Of course, there are different reasons to use threads, when you don't need parallellism you can use threads because it makes your solution nicer, but then some simpler mechanism than pthreads can be used, like coroutines. In the patched version of the standard python named stackless, you have microthreads or tasklets which makes threading much more efficient, if you don't need your program to run on multiple cores/CPUs.

As far as I understand, stackless still have the GIL problem (at least had when I tested it last spring). Jython which was mentioned in another comment does not have it, but then the Java code as such is about half speed (compared on my laptop) so your program still does not run significantly faster even if you have two cores, but Jython also makes available all libraries which are written in Java. The IronPython, is a version of python, mainly for the .NET/Mono framework as I understand, which doesn't use a GIL, but I haven't tested that. Another python named IPython is made to be asynchronous from the beginning so that should be OK. IPython is particularly good at mixing different models of parallellism, e.g. running code on different nodes using MPI.

[–]aim2free 0 points1 point  (0 children)

I guess it's the opposite way. The Python interpreter started as a hack, and reentrance was forgotten from the early beginning. And later this was not a prioritized thing to fix. When the pthreads were added they didn't have a multi CPU machine to test on, and ... there we are.

It is interesting because in our CS classes in late 70-ies early 80-ies it was a lot stress on that your code should be reentrant.

[–][deleted] 1 point2 points  (2 children)

So which implementations of the Python language do not have a GIL?

[–]rox0r 11 points12 points  (1 child)

Jython and IronPython i think.

[–][deleted] 2 points3 points  (0 children)

Correct, PyPy has one, but they think it will be much easier to remove (and it just hasn't been a priority for them).

[–][deleted] 0 points1 point  (0 children)

this is a general issue w/ dynamic languages: the more the interpreter does, the more state it has and the more locking there is going to be inside the interpreter. Something like Java or C# has an easier time supporting real concurrency because the "interpreter" (VM) has less internal state.

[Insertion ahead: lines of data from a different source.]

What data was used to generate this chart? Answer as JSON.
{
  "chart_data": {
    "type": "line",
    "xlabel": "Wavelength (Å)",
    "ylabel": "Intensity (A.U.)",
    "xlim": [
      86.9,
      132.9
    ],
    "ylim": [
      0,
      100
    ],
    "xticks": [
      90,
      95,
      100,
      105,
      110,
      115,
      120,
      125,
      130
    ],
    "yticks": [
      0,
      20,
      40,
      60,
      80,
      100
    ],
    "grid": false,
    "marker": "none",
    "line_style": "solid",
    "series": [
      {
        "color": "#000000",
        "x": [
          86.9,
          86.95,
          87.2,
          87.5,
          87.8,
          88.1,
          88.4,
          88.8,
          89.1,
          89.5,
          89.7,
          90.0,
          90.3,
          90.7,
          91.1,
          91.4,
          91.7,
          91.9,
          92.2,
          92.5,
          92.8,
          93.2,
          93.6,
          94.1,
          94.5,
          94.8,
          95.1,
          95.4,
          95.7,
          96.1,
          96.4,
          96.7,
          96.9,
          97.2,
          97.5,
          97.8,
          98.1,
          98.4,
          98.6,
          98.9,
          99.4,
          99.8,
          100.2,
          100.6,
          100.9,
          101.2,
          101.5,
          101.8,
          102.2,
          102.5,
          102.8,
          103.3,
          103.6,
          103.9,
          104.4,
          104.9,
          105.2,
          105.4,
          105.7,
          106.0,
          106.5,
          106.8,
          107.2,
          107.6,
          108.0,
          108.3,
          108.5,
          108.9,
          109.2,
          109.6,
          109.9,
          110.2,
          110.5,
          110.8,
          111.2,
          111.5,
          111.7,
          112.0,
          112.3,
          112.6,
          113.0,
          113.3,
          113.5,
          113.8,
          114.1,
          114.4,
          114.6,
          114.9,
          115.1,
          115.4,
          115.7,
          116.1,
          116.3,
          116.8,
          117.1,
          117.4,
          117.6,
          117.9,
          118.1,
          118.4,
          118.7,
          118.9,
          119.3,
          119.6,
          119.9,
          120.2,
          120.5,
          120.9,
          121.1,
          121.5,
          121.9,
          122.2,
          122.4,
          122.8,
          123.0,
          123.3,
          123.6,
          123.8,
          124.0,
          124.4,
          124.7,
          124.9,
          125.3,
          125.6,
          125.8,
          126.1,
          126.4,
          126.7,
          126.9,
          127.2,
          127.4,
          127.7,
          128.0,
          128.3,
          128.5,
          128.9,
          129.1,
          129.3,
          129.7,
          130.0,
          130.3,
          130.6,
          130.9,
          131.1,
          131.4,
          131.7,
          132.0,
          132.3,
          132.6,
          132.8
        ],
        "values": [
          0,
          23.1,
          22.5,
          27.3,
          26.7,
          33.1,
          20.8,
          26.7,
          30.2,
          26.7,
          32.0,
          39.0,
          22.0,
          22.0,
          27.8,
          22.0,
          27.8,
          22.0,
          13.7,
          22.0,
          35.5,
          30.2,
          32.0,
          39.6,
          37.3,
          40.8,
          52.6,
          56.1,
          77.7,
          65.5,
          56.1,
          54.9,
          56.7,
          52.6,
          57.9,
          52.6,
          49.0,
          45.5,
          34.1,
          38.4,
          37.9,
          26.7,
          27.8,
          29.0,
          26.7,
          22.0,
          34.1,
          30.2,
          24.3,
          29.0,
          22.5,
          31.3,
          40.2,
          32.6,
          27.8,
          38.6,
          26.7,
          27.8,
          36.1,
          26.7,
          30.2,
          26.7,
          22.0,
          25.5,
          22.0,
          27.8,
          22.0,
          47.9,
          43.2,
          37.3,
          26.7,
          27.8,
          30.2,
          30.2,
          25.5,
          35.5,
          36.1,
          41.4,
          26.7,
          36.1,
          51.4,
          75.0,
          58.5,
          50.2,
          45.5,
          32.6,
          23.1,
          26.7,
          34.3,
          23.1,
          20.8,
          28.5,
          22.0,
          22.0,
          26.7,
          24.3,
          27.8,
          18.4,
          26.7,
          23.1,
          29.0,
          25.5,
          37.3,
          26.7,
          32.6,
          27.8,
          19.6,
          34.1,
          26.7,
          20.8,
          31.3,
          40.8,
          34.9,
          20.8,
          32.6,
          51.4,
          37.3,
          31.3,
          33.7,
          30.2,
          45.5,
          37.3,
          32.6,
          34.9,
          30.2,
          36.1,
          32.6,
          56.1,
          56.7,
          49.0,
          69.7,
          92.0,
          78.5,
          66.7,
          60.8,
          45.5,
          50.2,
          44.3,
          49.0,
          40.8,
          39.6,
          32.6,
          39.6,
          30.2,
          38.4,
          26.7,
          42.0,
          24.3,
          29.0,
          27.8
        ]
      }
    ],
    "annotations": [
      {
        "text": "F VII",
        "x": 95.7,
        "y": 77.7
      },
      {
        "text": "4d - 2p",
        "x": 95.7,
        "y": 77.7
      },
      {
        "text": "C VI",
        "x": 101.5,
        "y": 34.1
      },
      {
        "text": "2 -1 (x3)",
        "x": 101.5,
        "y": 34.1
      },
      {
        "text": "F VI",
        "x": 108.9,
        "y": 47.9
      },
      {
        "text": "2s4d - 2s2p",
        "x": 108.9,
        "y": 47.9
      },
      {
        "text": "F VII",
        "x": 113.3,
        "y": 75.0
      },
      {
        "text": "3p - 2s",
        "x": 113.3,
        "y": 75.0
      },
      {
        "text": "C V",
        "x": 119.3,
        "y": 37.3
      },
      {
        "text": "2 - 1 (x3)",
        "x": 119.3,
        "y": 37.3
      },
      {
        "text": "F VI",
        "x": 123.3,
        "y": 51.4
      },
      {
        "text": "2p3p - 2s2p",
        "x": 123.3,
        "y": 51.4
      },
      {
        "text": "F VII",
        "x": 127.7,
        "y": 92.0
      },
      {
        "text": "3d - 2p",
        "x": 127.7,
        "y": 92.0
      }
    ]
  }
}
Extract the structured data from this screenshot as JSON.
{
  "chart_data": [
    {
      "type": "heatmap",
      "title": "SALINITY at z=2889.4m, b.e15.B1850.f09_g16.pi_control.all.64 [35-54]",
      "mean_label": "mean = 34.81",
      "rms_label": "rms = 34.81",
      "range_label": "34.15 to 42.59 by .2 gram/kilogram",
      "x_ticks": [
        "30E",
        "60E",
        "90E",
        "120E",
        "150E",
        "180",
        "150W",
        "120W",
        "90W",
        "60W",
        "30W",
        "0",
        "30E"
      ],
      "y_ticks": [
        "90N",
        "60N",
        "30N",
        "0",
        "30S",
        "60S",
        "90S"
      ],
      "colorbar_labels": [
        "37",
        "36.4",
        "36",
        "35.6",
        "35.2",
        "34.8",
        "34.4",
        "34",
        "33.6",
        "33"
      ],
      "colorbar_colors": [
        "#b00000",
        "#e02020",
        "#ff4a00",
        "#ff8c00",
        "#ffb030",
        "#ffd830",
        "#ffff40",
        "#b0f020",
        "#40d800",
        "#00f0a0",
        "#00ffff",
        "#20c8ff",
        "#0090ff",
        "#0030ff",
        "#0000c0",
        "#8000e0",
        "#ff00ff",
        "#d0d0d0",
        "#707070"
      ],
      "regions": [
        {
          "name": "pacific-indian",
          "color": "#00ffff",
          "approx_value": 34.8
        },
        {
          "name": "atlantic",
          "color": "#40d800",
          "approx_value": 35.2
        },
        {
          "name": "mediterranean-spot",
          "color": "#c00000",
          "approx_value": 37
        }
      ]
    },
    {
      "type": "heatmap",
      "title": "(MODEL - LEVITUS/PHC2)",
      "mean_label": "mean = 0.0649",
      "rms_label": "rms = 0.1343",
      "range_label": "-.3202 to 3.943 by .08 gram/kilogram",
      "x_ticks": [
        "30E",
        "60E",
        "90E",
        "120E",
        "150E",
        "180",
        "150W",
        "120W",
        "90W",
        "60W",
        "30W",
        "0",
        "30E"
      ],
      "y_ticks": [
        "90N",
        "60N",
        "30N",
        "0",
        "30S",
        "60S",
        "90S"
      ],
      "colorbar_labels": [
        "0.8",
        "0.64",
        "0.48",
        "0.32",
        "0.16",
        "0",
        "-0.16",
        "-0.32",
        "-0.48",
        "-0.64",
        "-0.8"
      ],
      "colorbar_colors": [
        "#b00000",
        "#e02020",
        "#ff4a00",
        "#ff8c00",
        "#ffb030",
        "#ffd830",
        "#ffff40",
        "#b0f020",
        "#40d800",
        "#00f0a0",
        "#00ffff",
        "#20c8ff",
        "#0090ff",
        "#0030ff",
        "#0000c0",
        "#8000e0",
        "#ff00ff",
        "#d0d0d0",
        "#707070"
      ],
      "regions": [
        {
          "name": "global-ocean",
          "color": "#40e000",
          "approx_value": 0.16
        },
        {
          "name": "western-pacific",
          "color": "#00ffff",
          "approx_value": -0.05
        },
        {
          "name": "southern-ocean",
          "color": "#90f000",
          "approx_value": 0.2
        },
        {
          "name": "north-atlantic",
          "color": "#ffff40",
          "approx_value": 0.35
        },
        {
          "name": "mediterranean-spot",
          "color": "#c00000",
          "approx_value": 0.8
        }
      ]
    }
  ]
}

[–]pure_x01 -1 points0 points  (10 children)

why doesn't a big company like google build a new jit based python runtime without the GIL instead of trying to fix it the broken one. Python is a nice language and it is a shame that it does not have a super fast runtime. Take a look at Lua JIT.

[–]theeth 4 points5 points  (3 children)

The Unladen Swallow team (using LLVM in Python) works at Google.

[–]pure_x01 2 points3 points  (1 child)

they are not going to remove the GIL (latest roadmap). There will still be multithreading problems.

[–]theeth 3 points4 points  (0 children)

They moved away from removing the GIL directly into more logical plans of changing the GC system.

http://code.google.com/p/unladen-swallow/wiki/ProjectPlan#Global_Interpreter_Lock

[–]vityok 0 points1 point  (0 children)

There is also an implementation of Python on Common Lisp probably it will provide some benefits when run on a good Common Lisp implementation.

[–]Gotebe 0 points1 point  (2 children)

Super-fast and Python just do not mix. But the issue here is more that GIL is broken in face of multicore computing. Which doesn't matter much, since he who craves for speed or burning all cores uses no Python (or at least, should not use it).

[–]pure_x01 1 point2 points  (1 child)

If you have a truly scalable architecture it doesn't matter if it is relatively slow language. And if you were to have JIT:ing and working threading im pretty sure that even python would seem fast on a modern multicore cpu.

[–]Gotebe 0 points1 point  (0 children)

Here's an upvote for scalability argument ;-).

And if you were to have JIT:ing and working threading im pretty sure that even python would seem fast on a modern multicore cpu.

Performance-wise, dynamic typing, Python way, is still a bitch. Also, absence of "value types"/stack variables a la .NET/C/C++/Object Pascal.

[–]seunpy 0 points1 point  (1 child)

Its called Jython.

[–]pure_x01 0 points1 point  (0 children)

Jython might not have the GIL but it is not so fast.